A 36-bit system with (it sounds like) 9-bit bytes stores bit 8 of a int in bit 8 of a char, and bit 9 of the int in bit 0 of the next char; memcpy won't change that. They're asking for somthing like:
unsigned int x = in[0] + 512*in[1] + 512*512*in[2] + 512*512*512*in[3];
/* aka x = *(int*)in */
out[0] = x & 255; x>>=8;
out[1] = x & 255; x>>=8;
out[2] = x & 255; x>>=8;
out[3] = x & 255;
/* *not* aka *(int*)out = x */
The amount of effort for a compiler to process optimally all 72 variations of "read/write a signed/unsigned 2/4/8-byte big/little-endian value from an address that is aligned on a 1/2/4/8-byte boundary" would be less than the amount of effort required to generate efficient machine code for all the ways that user code might attempt to perform such an operation in portable fashion. Such operations would have platform-independent meaning, and all implementations could implement them in conforming fashion by simply including a portable library, but on many platforms performance could be enormously improved by exploiting knowledge of the target architecture. Having such functions/intrinsics in the Standard would eliminate the need for programmers to choose between portability and performance, by making it easy for a compiler to process portable code efficiently.
I'm not disagreeing, just showing code to illustrate why memcpy doesn't work for this. Although I do disagree that writing a signed value is useful - you can eliminate 18 of those variations with a single intmax_t-to-twos-complement-uintmax_t function (if you drop undefined behaviour for (unsigned foo_t)some_signed_foo this becomes a no-op). A set of sext_uintN functions would also eliminate 18 read-signed versions. Any optimizing compiler can trivially fuse sext_uint32(read_uint32le2(buf)), and minimal implementations would have less boilerplate to chew through.

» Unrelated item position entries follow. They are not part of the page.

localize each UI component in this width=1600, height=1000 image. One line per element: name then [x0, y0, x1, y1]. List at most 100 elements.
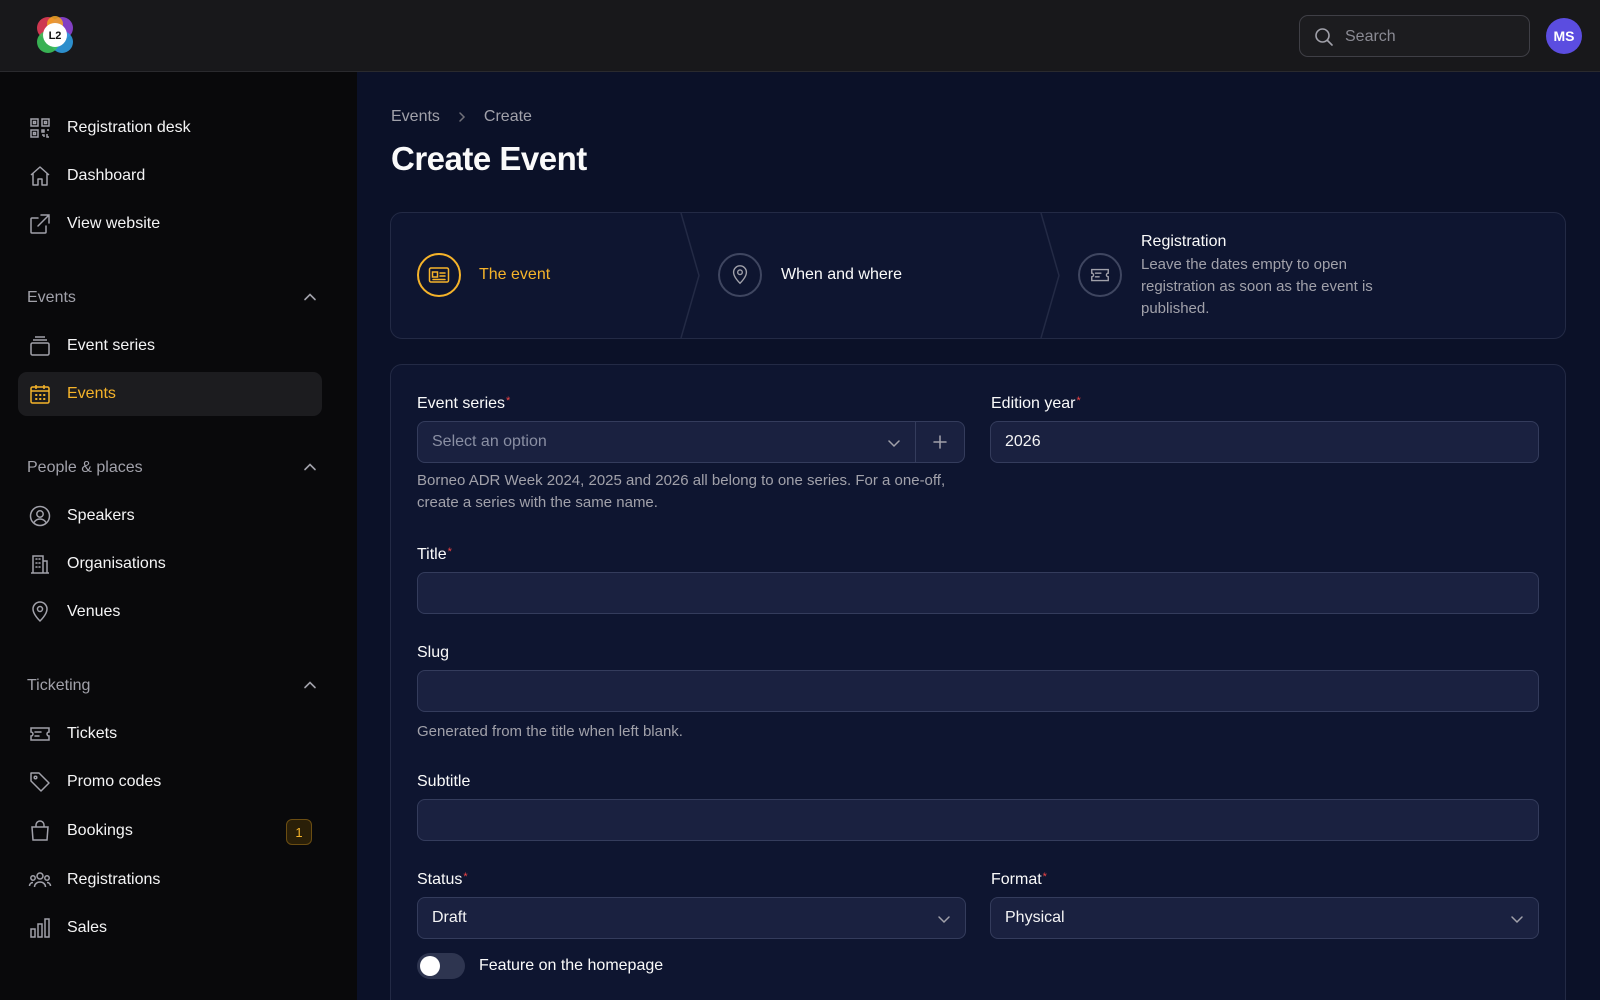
step-title: The event: [479, 266, 551, 283]
title-input[interactable]: [417, 572, 1539, 614]
search-icon: [1315, 28, 1333, 46]
home-icon: [30, 166, 50, 186]
slug-help: Generated from the title when left blank…: [417, 723, 683, 740]
toggle-knob: [420, 956, 440, 976]
building-icon: [31, 555, 49, 574]
sidebar-item-dashboard[interactable]: Dashboard: [18, 154, 322, 198]
search-input[interactable]: Search: [1299, 15, 1530, 57]
logo-text: L2: [49, 30, 62, 42]
event-series-label: Event series*: [417, 395, 511, 412]
sidebar-item-label: Speakers: [67, 507, 135, 524]
sidebar-group-ticketing[interactable]: Ticketing: [27, 674, 317, 698]
sidebar-item-registration-desk[interactable]: Registration desk: [18, 106, 322, 150]
step-title: Registration: [1141, 233, 1227, 250]
group-title: People & places: [27, 459, 143, 476]
sidebar-item-label: Dashboard: [67, 167, 146, 184]
slug-label: Slug: [417, 644, 450, 661]
event-form: Event series* Select an option Borneo AD…: [390, 364, 1566, 1000]
id-card-icon: [417, 253, 461, 297]
sidebar-item-speakers[interactable]: Speakers: [18, 494, 322, 538]
sidebar-item-label: Tickets: [67, 725, 118, 742]
format-select[interactable]: Physical: [990, 897, 1539, 939]
ticket-icon: [30, 727, 50, 741]
sidebar-item-organisations[interactable]: Organisations: [18, 542, 322, 586]
qr-code-icon: [30, 118, 50, 138]
event-series-help: Borneo ADR Week 2024, 2025 and 2026 all …: [417, 472, 946, 511]
sidebar-item-sales[interactable]: Sales: [18, 906, 322, 950]
edition-year-input[interactable]: 2026: [990, 421, 1539, 463]
chevron-down-icon: [938, 916, 950, 924]
step-description: Leave the dates empty to open registrati…: [1141, 256, 1373, 317]
map-pin-icon: [718, 253, 762, 297]
tag-icon: [30, 772, 50, 792]
sidebar-item-registrations[interactable]: Registrations: [18, 858, 322, 902]
main-content: Events Create Create Event The event Whe…: [357, 72, 1600, 1000]
sidebar-item-view-website[interactable]: View website: [18, 202, 322, 246]
sidebar-item-label: Registration desk: [67, 119, 191, 136]
step-title: When and where: [781, 266, 902, 283]
search-placeholder: Search: [1345, 28, 1396, 45]
group-title: Events: [27, 289, 76, 306]
chevron-up-icon: [304, 293, 316, 301]
ticket-icon: [1078, 253, 1122, 297]
sidebar-item-tickets[interactable]: Tickets: [18, 712, 322, 756]
status-label: Status*: [417, 871, 468, 888]
feature-homepage-label: Feature on the homepage: [479, 957, 664, 974]
group-title: Ticketing: [27, 677, 91, 694]
sidebar-item-label: Bookings: [67, 822, 133, 839]
status-select[interactable]: Draft: [417, 897, 966, 939]
breadcrumb-link-events[interactable]: Events: [391, 108, 440, 126]
step-divider: [1040, 213, 1060, 338]
bar-chart-icon: [30, 918, 50, 938]
sidebar-item-promo-codes[interactable]: Promo codes: [18, 760, 322, 804]
slug-input[interactable]: [417, 670, 1539, 712]
subtitle-input[interactable]: [417, 799, 1539, 841]
plus-icon: [933, 435, 947, 449]
sidebar-item-label: Registrations: [67, 871, 161, 888]
sidebar-group-events[interactable]: Events: [27, 286, 317, 310]
top-bar: L2 Search MS: [0, 0, 1600, 72]
step-the-event[interactable]: The event: [391, 213, 681, 338]
event-series-select[interactable]: Select an option: [417, 421, 916, 463]
add-event-series-button[interactable]: [915, 421, 965, 463]
step-divider: [680, 213, 700, 338]
sidebar: Registration desk Dashboard View website…: [0, 72, 357, 1000]
external-link-icon: [30, 214, 50, 234]
breadcrumb: Events Create: [391, 108, 532, 126]
calendar-icon: [30, 385, 50, 404]
edition-year-label: Edition year*: [991, 395, 1081, 412]
sidebar-item-label: Promo codes: [67, 773, 162, 790]
sidebar-item-event-series[interactable]: Event series: [18, 324, 322, 368]
sidebar-item-label: View website: [67, 215, 161, 232]
subtitle-label: Subtitle: [417, 773, 471, 790]
page-title: Create Event: [391, 140, 587, 177]
format-label: Format*: [991, 871, 1047, 888]
feature-homepage-toggle[interactable]: [417, 953, 465, 979]
sidebar-group-people-places[interactable]: People & places: [27, 456, 317, 480]
sidebar-item-label: Sales: [67, 919, 108, 936]
sidebar-item-label: Event series: [67, 337, 156, 354]
user-circle-icon: [29, 505, 51, 527]
shopping-bag-icon: [31, 820, 49, 841]
users-icon: [28, 872, 52, 888]
chevron-up-icon: [304, 681, 316, 689]
stack-icon: [30, 336, 50, 356]
app-logo[interactable]: L2: [32, 12, 78, 58]
sidebar-item-bookings[interactable]: Bookings 1: [18, 809, 322, 853]
step-registration[interactable]: Registration Leave the dates empty to op…: [1061, 213, 1561, 338]
wizard-steps: The event When and where Registration Le…: [390, 212, 1566, 339]
chevron-up-icon: [304, 463, 316, 471]
sidebar-item-label: Organisations: [67, 555, 166, 572]
chevron-down-icon: [1511, 916, 1523, 924]
title-label: Title*: [417, 546, 452, 563]
sidebar-item-label: Venues: [67, 603, 121, 620]
step-when-and-where[interactable]: When and where: [701, 213, 1031, 338]
map-pin-icon: [32, 601, 48, 623]
count-badge: 1: [286, 819, 312, 845]
sidebar-item-venues[interactable]: Venues: [18, 590, 322, 634]
chevron-down-icon: [888, 440, 900, 448]
sidebar-item-label: Events: [67, 385, 116, 402]
chevron-right-icon: [456, 111, 468, 123]
avatar[interactable]: MS: [1546, 18, 1582, 54]
sidebar-item-events[interactable]: Events: [18, 372, 322, 416]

> Although I do disagree that writing a signed value is useful
Although the Standard defines the behavior of signed-to-unsigned conversion in a way that would yield the same bit pattern as a two's-complement signed number, some compilers will issue warnings if a signed value is implicitly coerced to unsigned. Adding the extra 18 forms would generally require nothing more than defining an extra 24 macros, which seems like a reasonable way to prevent such issues.

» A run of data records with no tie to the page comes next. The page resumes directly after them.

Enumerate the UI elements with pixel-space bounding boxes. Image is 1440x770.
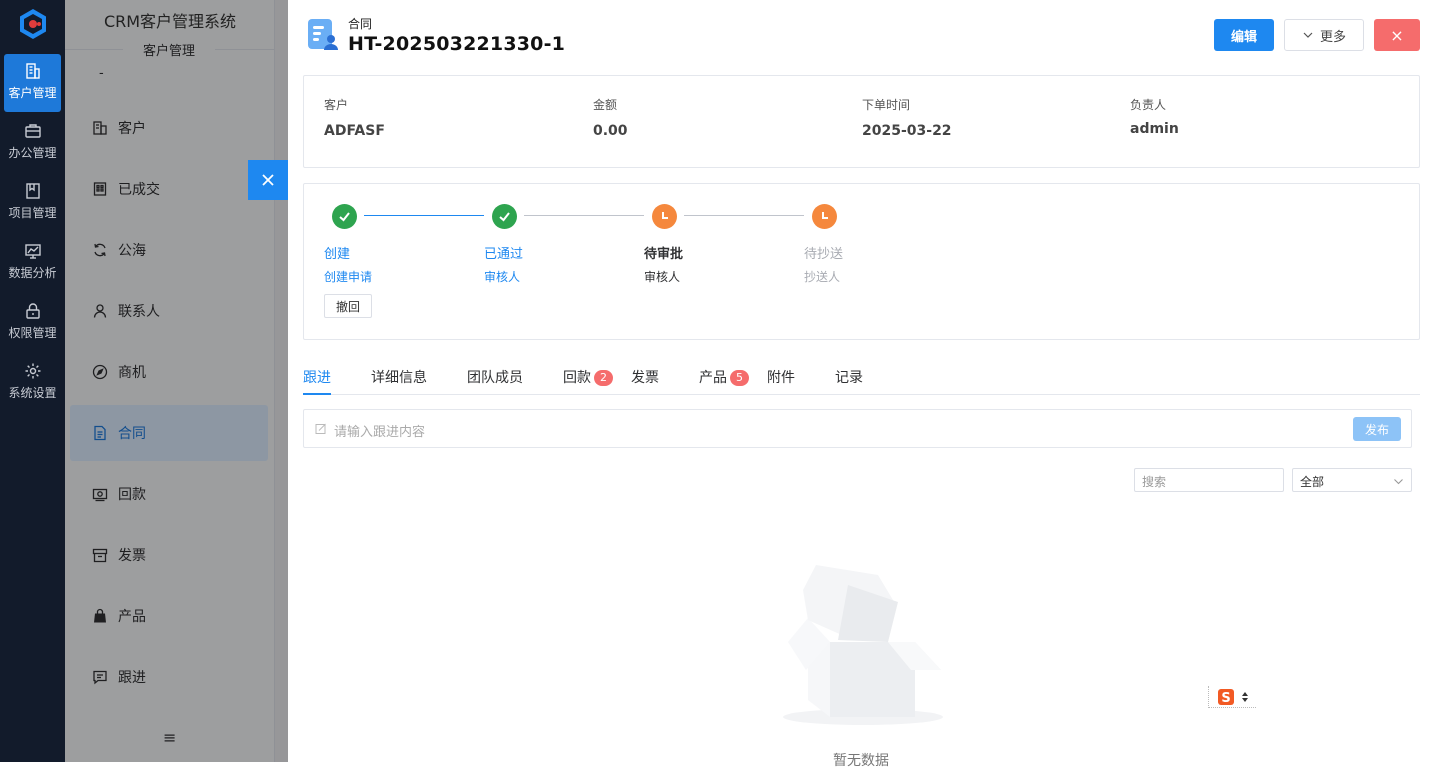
contract-number: HT-202503221330-1	[348, 33, 566, 55]
followup-input[interactable]: 请输入跟进内容 发布	[303, 409, 1412, 448]
step-title: 待审批	[644, 247, 684, 262]
step-title: 待抄送	[804, 247, 844, 262]
rail-item-label: 项目管理	[8, 206, 57, 220]
lock-icon	[25, 303, 40, 319]
ime-toolbar[interactable]: S	[1208, 686, 1256, 708]
rail-item-label: 办公管理	[8, 146, 57, 160]
info-value[interactable]: ADFASF	[324, 123, 385, 139]
tab-payment[interactable]: 回款 2	[563, 367, 613, 395]
rail-item-project[interactable]: 项目管理	[4, 174, 61, 232]
dropdown-arrows-icon	[1241, 691, 1248, 702]
tab-product[interactable]: 产品 5	[699, 367, 749, 395]
step-done-icon	[332, 204, 357, 229]
chart-icon	[24, 244, 41, 259]
edit-icon	[315, 423, 326, 434]
clock-icon	[822, 212, 828, 219]
edit-button[interactable]: 编辑	[1214, 19, 1274, 51]
main-nav-rail: 客户管理 办公管理 项目管理 数据分析 权限管理 系统设置	[0, 0, 65, 762]
drawer-close-tab-button[interactable]	[248, 160, 288, 200]
step-subtitle: 审核人	[644, 270, 681, 284]
followup-placeholder: 请输入跟进内容	[334, 425, 426, 440]
chevron-down-icon	[1394, 479, 1403, 485]
info-label: 负责人	[1130, 98, 1167, 112]
briefcase-icon	[24, 124, 41, 138]
tab-attachments[interactable]: 附件	[767, 367, 795, 395]
info-amount: 金额 0.00	[593, 96, 628, 139]
check-icon	[499, 212, 510, 222]
info-label: 客户	[324, 98, 349, 112]
close-icon	[262, 174, 274, 186]
info-label: 下单时间	[862, 98, 911, 112]
tab-label: 回款	[563, 370, 591, 386]
close-button[interactable]: ×	[1374, 19, 1420, 51]
info-owner: 负责人 admin	[1130, 96, 1179, 137]
rail-item-settings[interactable]: 系统设置	[4, 354, 61, 412]
publish-button[interactable]: 发布	[1353, 417, 1401, 441]
filter-select-value: 全部	[1300, 475, 1325, 489]
rail-item-label: 数据分析	[8, 266, 57, 280]
step-done-icon	[492, 204, 517, 229]
filter-select[interactable]: 全部	[1292, 468, 1412, 492]
tab-invoice[interactable]: 发票	[631, 367, 659, 395]
count-badge: 5	[730, 370, 749, 386]
bookmark-icon	[25, 183, 40, 199]
summary-card: 客户 ADFASF 金额 0.00 下单时间 2025-03-22 负责人 ad…	[303, 75, 1420, 168]
contract-icon	[308, 19, 338, 50]
step-title: 创建	[324, 247, 351, 262]
info-label: 金额	[593, 98, 618, 112]
count-badge: 2	[594, 370, 613, 386]
step-title: 已通过	[484, 247, 524, 262]
detail-tabs: 跟进 详细信息 团队成员 回款 2 发票 产品 5 附件 记录	[303, 362, 1420, 395]
info-order-date: 下单时间 2025-03-22	[862, 96, 952, 139]
sogou-ime-icon: S	[1217, 688, 1234, 706]
info-value: 0.00	[593, 123, 628, 139]
app-logo-icon	[20, 9, 46, 39]
info-value: 2025-03-22	[862, 123, 952, 139]
tab-team[interactable]: 团队成员	[467, 367, 523, 395]
tab-label: 产品	[699, 370, 727, 386]
svg-text:S: S	[1221, 691, 1230, 706]
rail-item-permission[interactable]: 权限管理	[4, 294, 61, 352]
more-button-label: 更多	[1319, 29, 1346, 45]
rail-item-office[interactable]: 办公管理	[4, 114, 61, 172]
tab-followup[interactable]: 跟进	[303, 367, 331, 395]
step-subtitle: 审核人	[484, 270, 521, 284]
rail-item-label: 系统设置	[8, 386, 57, 400]
step-connector	[364, 215, 484, 216]
step-subtitle: 创建申请	[324, 270, 373, 284]
tab-records[interactable]: 记录	[835, 367, 863, 395]
rail-item-label: 权限管理	[8, 326, 57, 340]
contract-detail-drawer: 合同 HT-202503221330-1 编辑 更多 × 客户 ADFASF 金…	[288, 0, 1440, 769]
rail-item-analytics[interactable]: 数据分析	[4, 234, 61, 292]
drawer-mask[interactable]	[65, 0, 288, 762]
more-button[interactable]: 更多	[1284, 19, 1364, 51]
tab-details[interactable]: 详细信息	[371, 367, 427, 395]
step-pending-icon	[652, 204, 677, 229]
info-customer: 客户 ADFASF	[324, 96, 385, 139]
rail-item-label: 客户管理	[8, 86, 57, 100]
approval-flow-card: 创建 已通过 待审批 待抄送 创建申请 审核人 审核人 抄送人 撤回	[303, 183, 1420, 340]
revoke-button[interactable]: 撤回	[324, 294, 372, 318]
empty-state-text: 暂无数据	[833, 753, 889, 769]
rail-item-customer[interactable]: 客户管理	[4, 54, 61, 112]
building-icon	[25, 63, 40, 79]
clock-icon	[662, 212, 668, 219]
record-type-label: 合同	[348, 17, 373, 31]
empty-box-illustration	[783, 565, 943, 725]
step-pending-icon	[812, 204, 837, 229]
info-value: admin	[1130, 121, 1179, 137]
chevron-down-icon	[1303, 32, 1313, 38]
step-connector	[684, 215, 804, 216]
gear-icon	[25, 363, 40, 379]
step-connector	[524, 215, 644, 216]
search-input[interactable]: 搜索	[1134, 468, 1284, 492]
step-subtitle: 抄送人	[804, 270, 841, 284]
check-icon	[339, 212, 350, 222]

72 static in-line functions. If a compiler does a good job of handling such things efficiently, most of them could be accommodated by chaining to another function once or twice (e.g. to read a 64-bit value that's known to be at least 16-bit aligned, on a platform that doesn't support unaligned reads, read and combine two 32-bit values that are known to be 16-bit likewise).
Far less bloat than would be needed for a compiler to recognize and optimize any meaningful fraction of the ways people might write code to work around the lack of portably-specified library functions.